Theatre of Silence’s Seeking Oedipus is played out on a steeply raked ramp, where the private acts of the tragedy’s protagonists are pinioned in the glare of public scrutiny. The company go swinging, sprawling and scrambling across this space, torn between desire and fear of its consequences.

Aspasia Kralli’s production, choreographed by Zoe Chatziantoniou, uses the bodies of performers in conjunction and in space to explore the circling story of the ancient tragedy. Malamatenia Gotsi’s Jocasta begins as a poised, straight-backed girl staring fixedly into a mirror, but as the story unravels her body is transformed through the repeated contortions of copulation, birth and death. Meletis Ilias as Laius and Giorios Tsambourakis’ Oedipus are like macho mirror-images , locking horns in a violent death-struggle that is almost an act of desire.

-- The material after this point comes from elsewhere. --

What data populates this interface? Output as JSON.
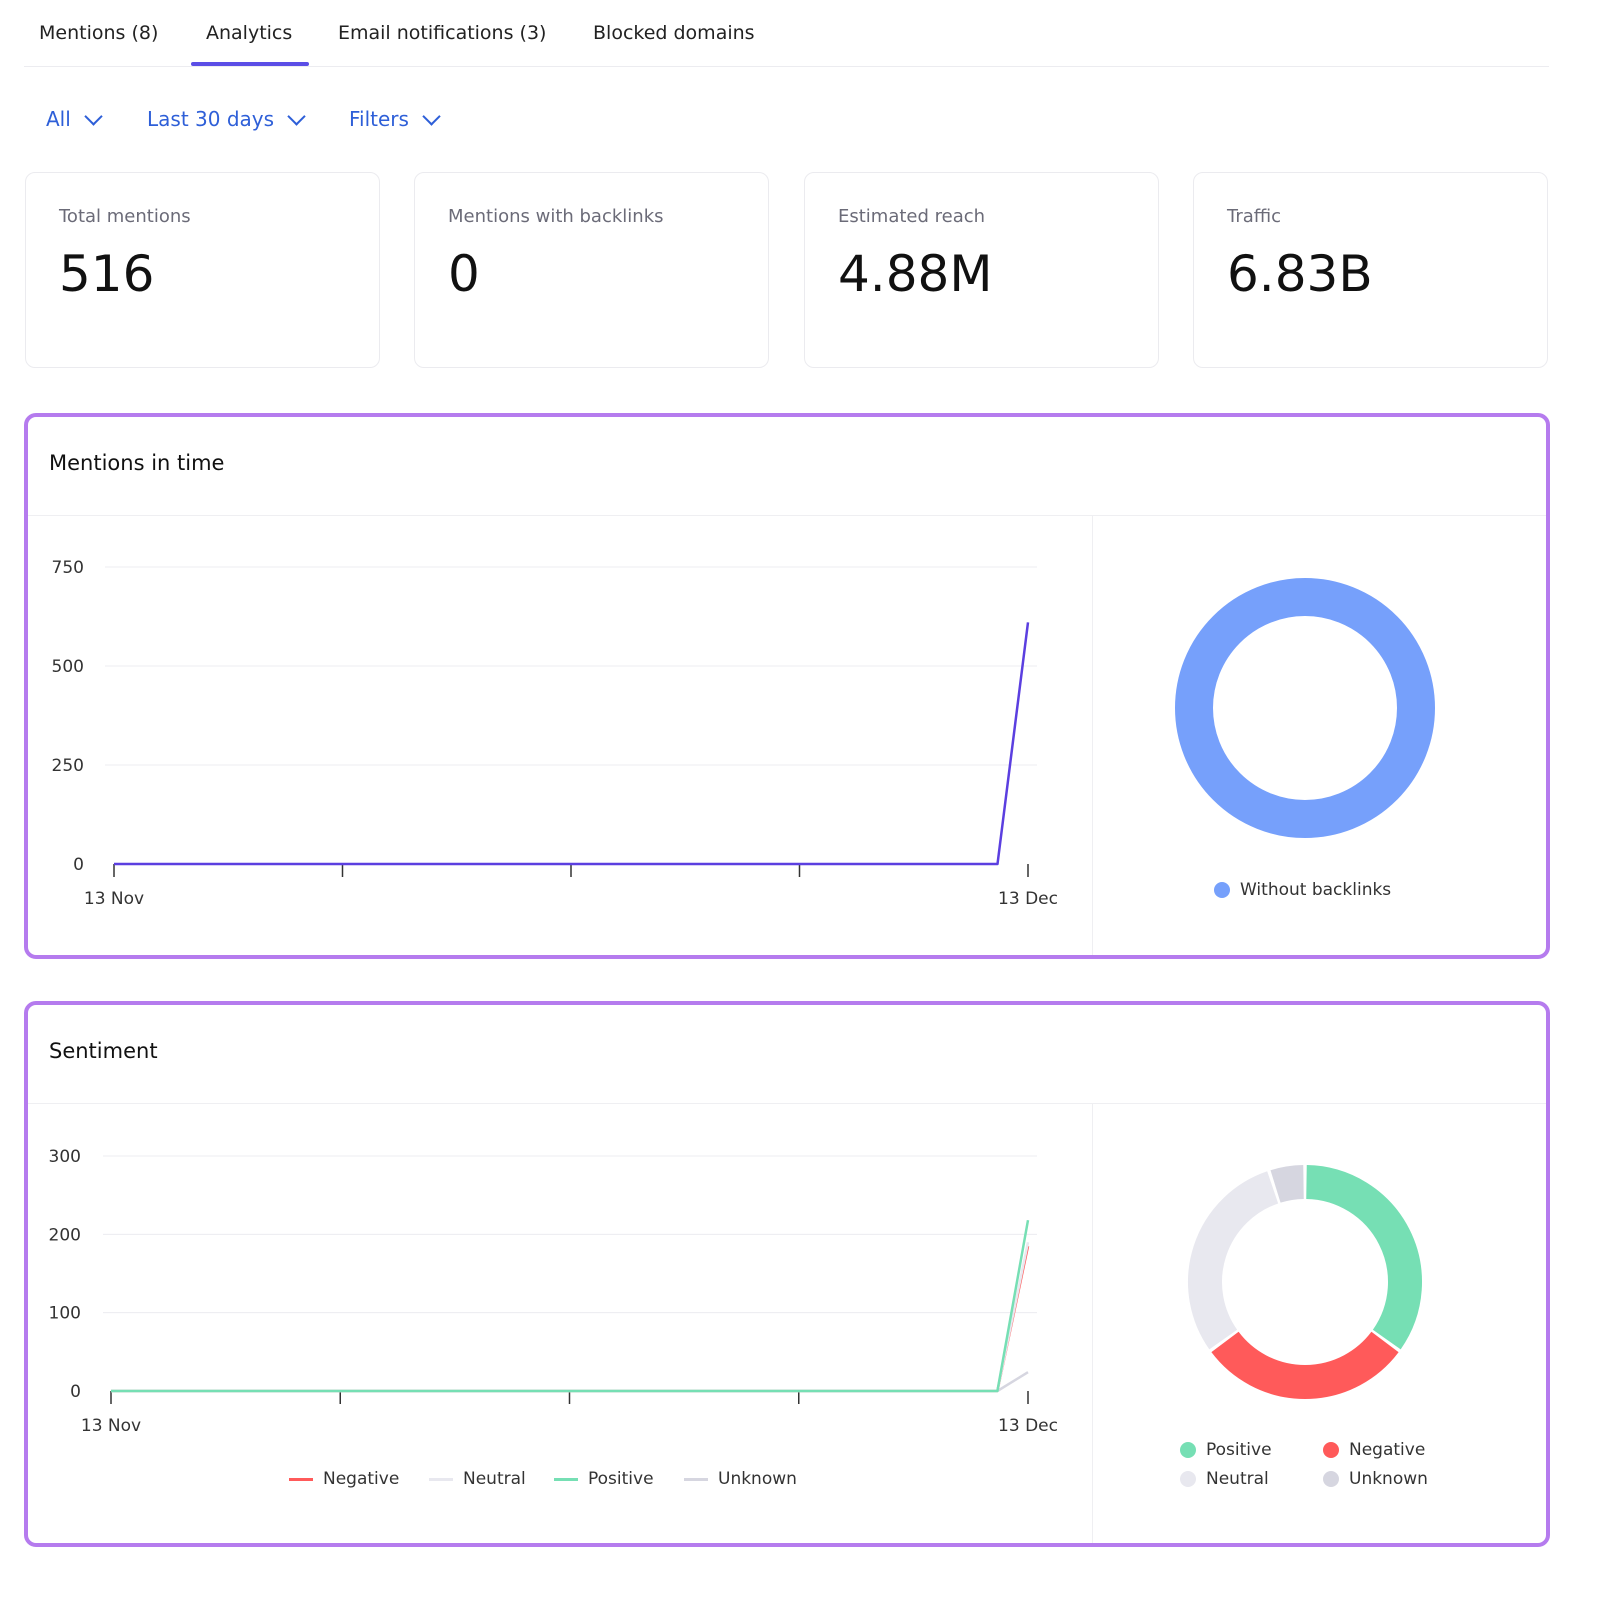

The regular interventions of bird-woman-man-prophet Tiresias add little to the tension of the drama, and tend to slow the narrative to a stately, ritual plod. But Kostis Koronaios manages the difficult task of morphing from “shepherd” to “another shepherd” with consummate skill, and his subsequent transfiguration into the childless Queen of Corinth is marvellously detailed and authoritative.

The show exploits some shrewd symbolic insights, as the scarlet cord that binds mother and newborn child becomes the death weapon of Laius and the noose of Jocasta’s suicide. However, some of the drama’s central images – notably the recurring mirror – aren’t exploited so consistently, and the welter of clothes that tumbles from the sky to symbolise Thebes’ plague seems fairly arbitrary.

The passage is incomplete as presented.